L'obligation de restituer au-delà de la somme de 5 000 € n'est pas démontrée.

M. [X] [W] n'est pas fondé à invoquer l'enrichissement sans cause dès lors que l'appauvri n'a d'action sur ce fondement que dans l'hypothèse où aucune autre action ne lui serait ouverte. M. [X] [W] a fondé son action à titre principal sur l'existence d'un prêt.
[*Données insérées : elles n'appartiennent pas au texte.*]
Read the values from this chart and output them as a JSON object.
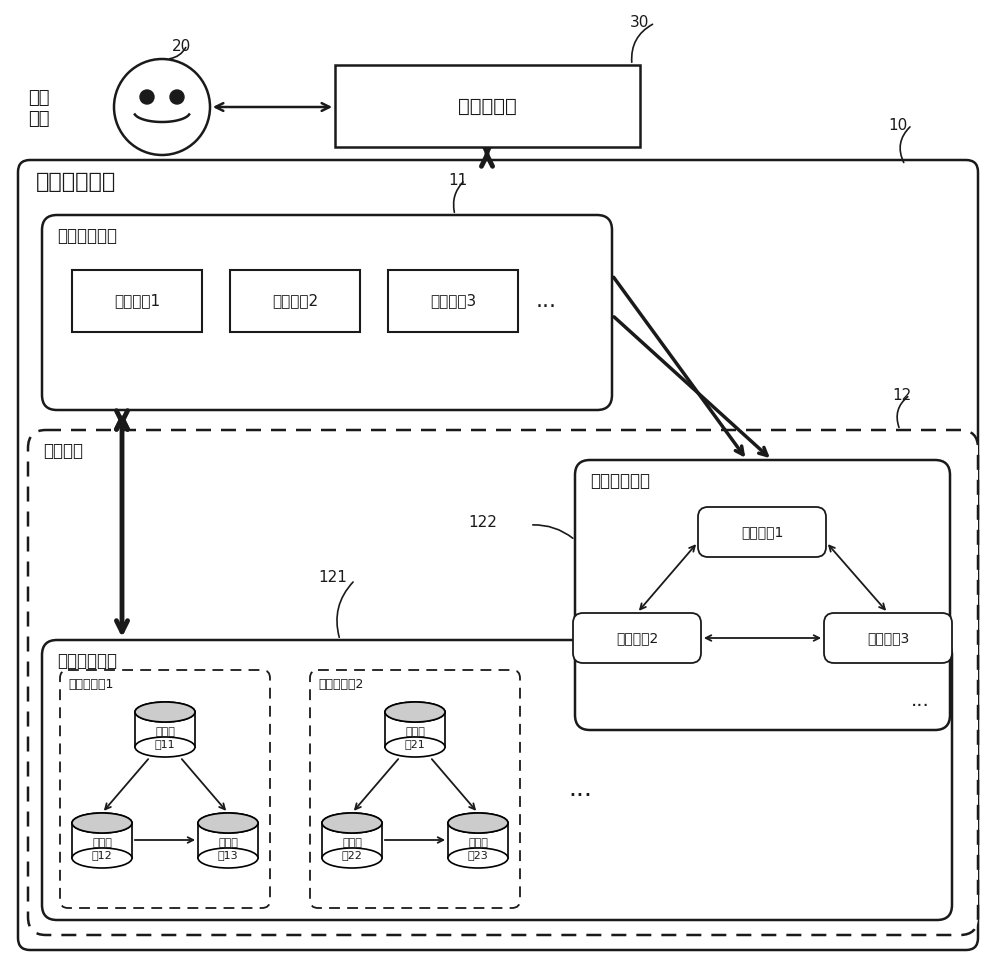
{
  "bg_color": "#ffffff",
  "line_color": "#1a1a1a",
  "fig_w": 10.0,
  "fig_h": 9.67,
  "label_20": "20",
  "label_30": "30",
  "label_10": "10",
  "label_11": "11",
  "label_12": "12",
  "label_121": "121",
  "label_122": "122",
  "label_app": "应用\n程序",
  "label_lb": "负载均衡器",
  "label_dps": "数据处理系统",
  "label_cjq": "计算节点集群",
  "label_cn1": "计算节点1",
  "label_cn2": "计算节点2",
  "label_cn3": "计算节点3",
  "label_se": "存储引擎",
  "label_mng": "管理节点集群",
  "label_mn1": "管理节点1",
  "label_mn2": "管理节点2",
  "label_mn3": "管理节点3",
  "label_snc": "存储节点集群",
  "label_sng1": "存储节点组1",
  "label_sng2": "存储节点组2",
  "label_sn11": "存储节\n点11",
  "label_sn12": "存储节\n点12",
  "label_sn13": "存储节\n点13",
  "label_sn21": "存储节\n点21",
  "label_sn22": "存储节\n点22",
  "label_sn23": "存储节\n点23"
}
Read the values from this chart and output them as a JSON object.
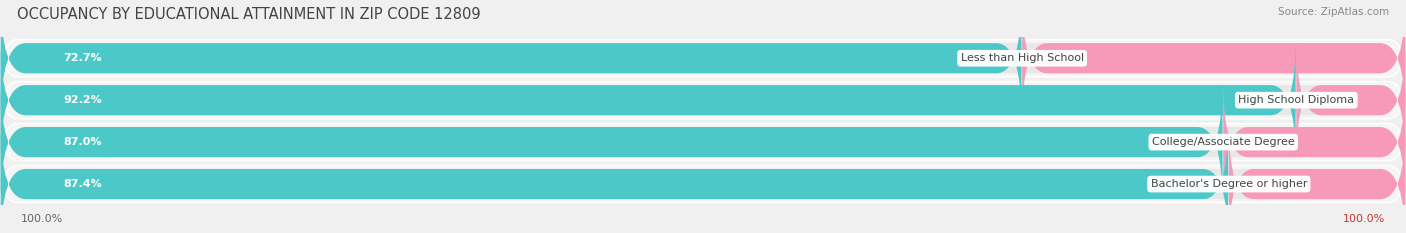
{
  "title": "OCCUPANCY BY EDUCATIONAL ATTAINMENT IN ZIP CODE 12809",
  "source": "Source: ZipAtlas.com",
  "categories": [
    "Less than High School",
    "High School Diploma",
    "College/Associate Degree",
    "Bachelor's Degree or higher"
  ],
  "owner_values": [
    72.7,
    92.2,
    87.0,
    87.4
  ],
  "renter_values": [
    27.3,
    7.8,
    13.0,
    12.6
  ],
  "owner_color": "#4dc8c8",
  "renter_color": "#f799b8",
  "bg_color": "#f0f0f0",
  "bar_bg_color": "#e8e8e8",
  "row_bg_color": "#f5f5f5",
  "title_fontsize": 10.5,
  "label_fontsize": 8,
  "value_fontsize": 8,
  "legend_fontsize": 8.5,
  "axis_label_fontsize": 8
}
Il ne peut être admis à pallier sa carence dans l'administration de la preuve d'un prêt supérieur à 5 000 € par l'exercice d'une action fondée à titre subsidiaire sur l'enrichissement sans cause.

Le premier juge doit être approuvé en ce qu'il a condamné Mme [I] [P] à payer à M. [X] [W] la somme de 5 000 € outre les intérêts au taux légal à compter de l'assignation introductive d'instance en date du 15 mai 2018.

Il doit également être approuvé en ce qu'il a alloué la somme de 500 € à M. [X] [W] en réparation du préjudice moral occasionné par les tracas divers liés à la procédure et à la tentative de conciliation qui l'a précédée.

Le jugement déféré sera confirmé en toutes ses dispositions.

Il n'est pas inéquitable de condamner Mme [I] [P] à payer à M. [X] [W] la somme de 2 000 € en application de l'article 700 du code de procédure civile au titre des frais exposés en cause d'appel.

Mme [I] [P] sera condamnée aux dépens de l'instance d'appel et il sera fait application de l'article 699 au profit de la société Gauvin & Demidoff.

PAR CES MOTIFS

:

La cour,

Confirme le jugement du tribunal de grande instance de Brest en date du 15 mai 2019 en toutes ses dispositions.

Y ajoutant,

Condamne Mme [I] [P] à payer à M. [X] [W] la somme de 2 000 € en application de l'article 700 du code de procédure civile au titre des frais exposés en cause d'appel.

Condamne Mme [I] [P] aux dépens de la procédure d'appel et dit qu'il sera fait application de l'article 699 au profit de la société Gauvin & Demidoff.

Rejette toute demande plus ample ou contraire.